Kesultanan Banjar merupakan salah satu kerajaan di Kalimantan yang bercorak Islam. Kerajaan Banjar berdiri pada 1520, dengan ibu kota terakhir di Kayu Tangi yang dikenal saat ini sebagai Martapura, Kalimantan Selatan.
Sultan pertama kerajaan Banjar adalah Raden Samudera yang bergelar Sultan Suriansyah. Pengaruh agama Islam dalam kesultanan Banjar sangat dominan dan tidak terlepas dari pengaruh Khatib Dayan dari kesultanan Demak. Hal ini terbukti dari peninggalannya yang berupa tiga masjid dengan ragam arsitektur menyerupai masjid agung Demak. Tiga masjid tersebut adalah masjid Kuin, Jami, dan Basirih. Selain itu, terdapat Undang-Undang Sultan Adam yang semuanya didasarkan pada hukum Islam.

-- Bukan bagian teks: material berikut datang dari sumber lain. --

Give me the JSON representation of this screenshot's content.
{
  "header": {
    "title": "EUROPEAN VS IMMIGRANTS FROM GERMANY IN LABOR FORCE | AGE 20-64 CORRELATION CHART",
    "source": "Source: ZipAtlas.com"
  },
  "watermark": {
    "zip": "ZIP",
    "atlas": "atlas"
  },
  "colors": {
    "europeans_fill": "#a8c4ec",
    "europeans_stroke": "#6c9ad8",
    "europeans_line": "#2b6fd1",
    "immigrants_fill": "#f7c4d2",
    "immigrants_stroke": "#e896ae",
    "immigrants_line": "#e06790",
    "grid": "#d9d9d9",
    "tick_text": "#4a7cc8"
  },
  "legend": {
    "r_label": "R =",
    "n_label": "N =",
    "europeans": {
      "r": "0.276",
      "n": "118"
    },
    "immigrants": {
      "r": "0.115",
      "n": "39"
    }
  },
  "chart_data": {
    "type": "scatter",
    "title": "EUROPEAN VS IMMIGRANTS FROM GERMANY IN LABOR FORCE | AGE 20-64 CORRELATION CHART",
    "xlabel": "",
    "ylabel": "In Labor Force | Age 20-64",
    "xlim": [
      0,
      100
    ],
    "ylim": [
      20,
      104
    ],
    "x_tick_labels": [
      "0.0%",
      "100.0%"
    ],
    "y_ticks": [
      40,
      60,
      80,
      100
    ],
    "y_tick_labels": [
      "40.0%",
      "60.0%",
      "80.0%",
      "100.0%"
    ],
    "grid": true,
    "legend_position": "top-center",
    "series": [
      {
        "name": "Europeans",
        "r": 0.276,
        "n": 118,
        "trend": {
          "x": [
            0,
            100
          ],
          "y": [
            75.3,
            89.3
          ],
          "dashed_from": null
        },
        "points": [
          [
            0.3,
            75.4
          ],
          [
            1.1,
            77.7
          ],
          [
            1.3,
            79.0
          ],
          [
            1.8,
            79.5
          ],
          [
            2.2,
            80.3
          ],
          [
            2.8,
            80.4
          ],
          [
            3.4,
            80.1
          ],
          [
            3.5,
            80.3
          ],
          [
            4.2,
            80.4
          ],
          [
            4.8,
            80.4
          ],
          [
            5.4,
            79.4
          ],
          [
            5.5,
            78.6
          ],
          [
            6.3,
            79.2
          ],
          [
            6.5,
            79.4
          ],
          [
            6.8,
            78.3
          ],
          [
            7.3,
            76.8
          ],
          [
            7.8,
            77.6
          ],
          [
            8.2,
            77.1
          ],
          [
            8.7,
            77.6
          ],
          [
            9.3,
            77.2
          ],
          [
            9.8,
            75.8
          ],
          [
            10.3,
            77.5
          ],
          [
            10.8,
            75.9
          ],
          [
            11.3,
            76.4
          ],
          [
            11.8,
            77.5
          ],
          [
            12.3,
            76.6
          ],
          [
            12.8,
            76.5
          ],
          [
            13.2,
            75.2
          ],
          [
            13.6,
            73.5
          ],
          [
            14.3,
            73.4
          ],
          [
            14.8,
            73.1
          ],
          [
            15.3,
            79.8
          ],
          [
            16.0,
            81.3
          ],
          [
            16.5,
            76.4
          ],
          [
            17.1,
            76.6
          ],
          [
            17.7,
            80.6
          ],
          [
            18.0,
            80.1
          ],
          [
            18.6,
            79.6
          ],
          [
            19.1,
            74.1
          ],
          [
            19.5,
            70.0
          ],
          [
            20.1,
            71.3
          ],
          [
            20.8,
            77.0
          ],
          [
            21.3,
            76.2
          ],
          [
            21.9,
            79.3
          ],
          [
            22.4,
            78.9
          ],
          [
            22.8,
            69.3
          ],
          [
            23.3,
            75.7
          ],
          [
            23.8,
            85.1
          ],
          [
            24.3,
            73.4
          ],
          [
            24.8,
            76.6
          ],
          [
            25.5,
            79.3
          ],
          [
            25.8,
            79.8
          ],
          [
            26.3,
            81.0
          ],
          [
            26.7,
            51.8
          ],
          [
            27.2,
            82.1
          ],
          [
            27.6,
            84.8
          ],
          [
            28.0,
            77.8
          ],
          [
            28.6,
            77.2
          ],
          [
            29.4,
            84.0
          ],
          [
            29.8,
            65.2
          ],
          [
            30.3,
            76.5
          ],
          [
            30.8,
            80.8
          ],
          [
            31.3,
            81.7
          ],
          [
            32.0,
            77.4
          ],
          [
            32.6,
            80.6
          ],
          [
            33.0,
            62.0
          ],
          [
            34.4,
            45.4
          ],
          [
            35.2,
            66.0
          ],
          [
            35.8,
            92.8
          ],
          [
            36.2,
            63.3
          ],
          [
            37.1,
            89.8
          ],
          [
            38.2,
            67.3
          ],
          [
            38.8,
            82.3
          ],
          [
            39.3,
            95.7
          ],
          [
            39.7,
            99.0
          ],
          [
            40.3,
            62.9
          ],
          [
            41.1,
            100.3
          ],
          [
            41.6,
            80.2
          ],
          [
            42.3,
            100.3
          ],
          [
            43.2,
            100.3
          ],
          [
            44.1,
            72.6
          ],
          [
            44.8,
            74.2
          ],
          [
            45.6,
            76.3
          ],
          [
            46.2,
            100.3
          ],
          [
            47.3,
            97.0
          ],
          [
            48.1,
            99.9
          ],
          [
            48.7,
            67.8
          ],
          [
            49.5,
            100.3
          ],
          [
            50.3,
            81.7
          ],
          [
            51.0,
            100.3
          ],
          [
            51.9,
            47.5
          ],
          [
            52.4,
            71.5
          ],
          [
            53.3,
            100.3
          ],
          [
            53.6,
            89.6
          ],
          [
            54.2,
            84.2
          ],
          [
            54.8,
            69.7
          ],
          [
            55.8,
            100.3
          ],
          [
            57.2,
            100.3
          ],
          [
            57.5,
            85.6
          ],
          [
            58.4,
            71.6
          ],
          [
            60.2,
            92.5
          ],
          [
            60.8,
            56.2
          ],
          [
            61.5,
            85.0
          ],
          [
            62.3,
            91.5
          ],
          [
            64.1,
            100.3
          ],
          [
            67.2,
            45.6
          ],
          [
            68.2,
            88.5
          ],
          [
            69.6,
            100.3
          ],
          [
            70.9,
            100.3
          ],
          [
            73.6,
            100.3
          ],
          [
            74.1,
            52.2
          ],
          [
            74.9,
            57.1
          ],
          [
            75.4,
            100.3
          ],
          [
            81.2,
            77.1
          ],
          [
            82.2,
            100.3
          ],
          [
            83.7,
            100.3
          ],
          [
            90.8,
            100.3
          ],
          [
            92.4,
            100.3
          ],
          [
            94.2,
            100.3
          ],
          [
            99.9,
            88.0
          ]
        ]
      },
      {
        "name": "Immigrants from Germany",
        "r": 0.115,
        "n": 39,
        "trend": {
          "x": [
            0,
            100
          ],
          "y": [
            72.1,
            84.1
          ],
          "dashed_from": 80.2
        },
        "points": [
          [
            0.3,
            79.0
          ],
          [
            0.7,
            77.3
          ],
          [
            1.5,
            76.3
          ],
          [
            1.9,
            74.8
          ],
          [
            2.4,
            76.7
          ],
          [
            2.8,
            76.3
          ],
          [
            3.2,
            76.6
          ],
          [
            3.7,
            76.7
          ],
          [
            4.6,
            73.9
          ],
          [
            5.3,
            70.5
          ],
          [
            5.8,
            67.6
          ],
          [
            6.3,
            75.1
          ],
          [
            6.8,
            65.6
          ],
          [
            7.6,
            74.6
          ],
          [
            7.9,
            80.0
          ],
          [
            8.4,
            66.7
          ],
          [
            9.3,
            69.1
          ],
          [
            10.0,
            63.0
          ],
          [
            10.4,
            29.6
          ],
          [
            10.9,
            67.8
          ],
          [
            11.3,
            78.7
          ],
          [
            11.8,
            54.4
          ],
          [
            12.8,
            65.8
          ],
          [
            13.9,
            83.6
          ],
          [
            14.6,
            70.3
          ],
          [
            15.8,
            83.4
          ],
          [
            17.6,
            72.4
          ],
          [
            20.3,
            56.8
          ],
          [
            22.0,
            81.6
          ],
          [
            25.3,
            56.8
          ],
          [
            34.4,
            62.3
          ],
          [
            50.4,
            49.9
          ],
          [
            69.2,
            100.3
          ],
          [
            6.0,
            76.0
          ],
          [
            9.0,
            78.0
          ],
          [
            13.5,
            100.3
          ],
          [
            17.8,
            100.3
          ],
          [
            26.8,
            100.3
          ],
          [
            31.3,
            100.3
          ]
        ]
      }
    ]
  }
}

Pada masa kejayaannya, kesultanan Banjar memiliki seorang ulama besar bernama Muhammad Arsyad Abdullah Al-Banjari (1710-1812 M). Ia dikirim untuk belajar ke Mekah dan Madinah selama beberapa tahun. Sekembalinya ke nusantara, Muhammad Arsyad Abdullah Al-Banjari mengajarkan agama Islam kepada masyarakat Banjar. Ia juga menulis kitab yang terkenal, yaitu Sabil Al-Muhtadin dan Khaz Al-Ma’rifah.

Kesultanan Banjar, 1813

Kesultanan Banjar, 1813

Sejarah

Terbentuknya kerajaan Banjar tidak lepas dari Negara Daha, kerajaan Hindu yang pernah berkuasa saat itu. Raja Negara Daha, Raden Sukarama, mewasiatkan takhta kerajaan kepada cucunya, Raden Samudera. Namun, anak Raden Sukarama, Pangeran Tumenggung, merebut takhta tersebut hingga memaksa Raden Samudera melarikan diri dan bersembunyi di daerah hilir Sungai Barito karena nyawanya terancam.
Dalam pelariannya, Raden Samudera membentuk kesepakatan dengan komunitas Melayu. Komunitas Melayu mau menjadi pelindung Raden Samudera asalkan mereka tidak perlu membayar upeti kepada Negara Daha.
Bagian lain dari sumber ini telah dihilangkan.